Think it couldn’t happen? It already has – in Wales. Rugby was in Wales what the GAA is still in Ireland, the heart and soul of a people. All the biographies of the great Welsh players of the 1970s contain a generic chapter about the hero – Gareth Edwards, Barry John, Gerald Davies, or whoever – coming home to find two suits from the professional Rugby League offering big money to play in the North of England, and someone’s old granny saying “don’t do it son, don’t let down your heritage, don’t let down the hwyl of ancient Cymru.” And that’s all ancient history now. Think I was messing about Longford-Roscommon earlier? What do you think the Neath-Swansea Ospreys are?

Tom Humphries signalled this exact parallel in the Irish Times four a half years ago, and Humphries was never a rugby man. But he met Cliff Morgan just when Wales were implementing the professional structures, and drew the frightening parallels.

The Welsh are victims of the fact that their game has an international dimension, and were therefore caught up in a tide not of their making.

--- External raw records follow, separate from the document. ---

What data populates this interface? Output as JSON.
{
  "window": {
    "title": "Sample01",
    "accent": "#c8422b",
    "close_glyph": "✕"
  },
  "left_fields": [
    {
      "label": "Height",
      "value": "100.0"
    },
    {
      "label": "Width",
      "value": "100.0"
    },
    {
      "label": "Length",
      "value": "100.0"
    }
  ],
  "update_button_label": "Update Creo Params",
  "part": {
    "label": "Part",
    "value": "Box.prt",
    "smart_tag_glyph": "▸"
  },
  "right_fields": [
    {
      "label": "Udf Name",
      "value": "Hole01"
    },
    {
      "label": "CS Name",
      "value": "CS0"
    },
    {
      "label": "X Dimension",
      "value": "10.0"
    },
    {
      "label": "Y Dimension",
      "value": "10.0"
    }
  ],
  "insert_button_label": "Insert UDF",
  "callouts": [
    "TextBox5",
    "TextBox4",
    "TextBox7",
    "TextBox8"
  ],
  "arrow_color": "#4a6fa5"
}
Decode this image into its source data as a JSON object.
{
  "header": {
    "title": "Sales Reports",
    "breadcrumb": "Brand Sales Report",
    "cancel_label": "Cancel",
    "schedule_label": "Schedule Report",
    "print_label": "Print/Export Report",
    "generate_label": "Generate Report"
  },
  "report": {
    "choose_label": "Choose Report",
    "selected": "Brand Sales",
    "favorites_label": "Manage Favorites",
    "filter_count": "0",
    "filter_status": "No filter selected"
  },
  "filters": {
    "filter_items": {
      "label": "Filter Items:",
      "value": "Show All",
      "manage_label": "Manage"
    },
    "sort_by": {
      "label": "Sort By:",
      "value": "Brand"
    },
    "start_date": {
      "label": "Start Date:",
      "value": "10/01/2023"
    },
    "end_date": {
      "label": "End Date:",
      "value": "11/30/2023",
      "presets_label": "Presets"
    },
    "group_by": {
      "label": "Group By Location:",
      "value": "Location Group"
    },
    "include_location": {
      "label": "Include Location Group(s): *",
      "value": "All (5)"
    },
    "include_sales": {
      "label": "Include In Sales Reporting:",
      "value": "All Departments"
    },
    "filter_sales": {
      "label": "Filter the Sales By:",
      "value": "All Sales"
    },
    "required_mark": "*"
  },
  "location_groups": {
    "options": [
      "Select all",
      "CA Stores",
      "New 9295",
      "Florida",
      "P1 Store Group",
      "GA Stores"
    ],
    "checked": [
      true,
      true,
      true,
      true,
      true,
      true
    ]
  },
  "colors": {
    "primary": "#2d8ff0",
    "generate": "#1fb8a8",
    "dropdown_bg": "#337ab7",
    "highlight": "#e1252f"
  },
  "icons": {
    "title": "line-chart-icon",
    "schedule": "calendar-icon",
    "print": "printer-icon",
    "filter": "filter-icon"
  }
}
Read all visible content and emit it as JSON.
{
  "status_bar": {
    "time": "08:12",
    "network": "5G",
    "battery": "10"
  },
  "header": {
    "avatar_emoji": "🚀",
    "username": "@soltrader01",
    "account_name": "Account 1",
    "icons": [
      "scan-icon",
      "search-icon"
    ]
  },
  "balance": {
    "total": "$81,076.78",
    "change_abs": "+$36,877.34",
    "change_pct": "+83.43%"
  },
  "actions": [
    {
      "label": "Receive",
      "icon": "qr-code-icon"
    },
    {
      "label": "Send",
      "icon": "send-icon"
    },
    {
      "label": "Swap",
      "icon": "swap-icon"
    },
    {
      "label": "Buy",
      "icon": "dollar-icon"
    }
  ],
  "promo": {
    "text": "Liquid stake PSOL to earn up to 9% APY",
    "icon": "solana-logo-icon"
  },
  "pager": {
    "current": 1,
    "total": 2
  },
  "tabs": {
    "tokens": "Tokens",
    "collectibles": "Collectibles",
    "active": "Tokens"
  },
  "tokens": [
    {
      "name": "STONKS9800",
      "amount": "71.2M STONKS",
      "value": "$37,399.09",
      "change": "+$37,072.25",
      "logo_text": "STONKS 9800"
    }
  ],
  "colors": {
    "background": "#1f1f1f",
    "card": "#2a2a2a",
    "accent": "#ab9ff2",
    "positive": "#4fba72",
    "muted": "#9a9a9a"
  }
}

There is no international dimension to the GAA, bar those disgraceful junkets to Australia. The GAA is under no pressure from outside to professionalise, and here they are about to sign away their birthright for thirty Euro a week. And that’s the other thing – at least the Welsh are swimming in a big enough pool to generate enough money from many sources. The GAA can only draw on money within the nation, and if you want to see what a professional league that can only access internal revenue looks like, well, take a peek at the League of Ireland. Thank God for Derry, Tyrone and Mayo that they have made this stand. We are at the precipice, but we can still go back.

Know this: the GPA is about pay for play. Anything about “fair deals” is all old chat that has no discrete meaning, and an attempt to sugar a very nasty pill, as members from counties outside the elite twelve are hopefully now coming to realise. Eugene McGee wrote in the Indo during the week that he was disappointed that the GPA wasn’t looking out for the smaller counties. Since when did those boys show any sign of concern about smaller counties? I was surprised at Eugene.

It’s time the jokers in GPA were called to account. I was on Noel Walsh’s radio show on Northern Sound Radio this afternoon talking about this very topic, and I called on Dessie Farrell to put his money where his mouth is, and to debate the issue with me on Noel’s show. And I’m not even anybody – I’m just a guy that likes keeping a blog. But I’m ready to get in the ring to see if I can find out what makes Dessie do it. After all, he’s hardly a Gaelic player himself anymore, is he? What’s in it for him. Is Dessie willing to take me on, or is Dessie a chicken at Christmas? Watch this space.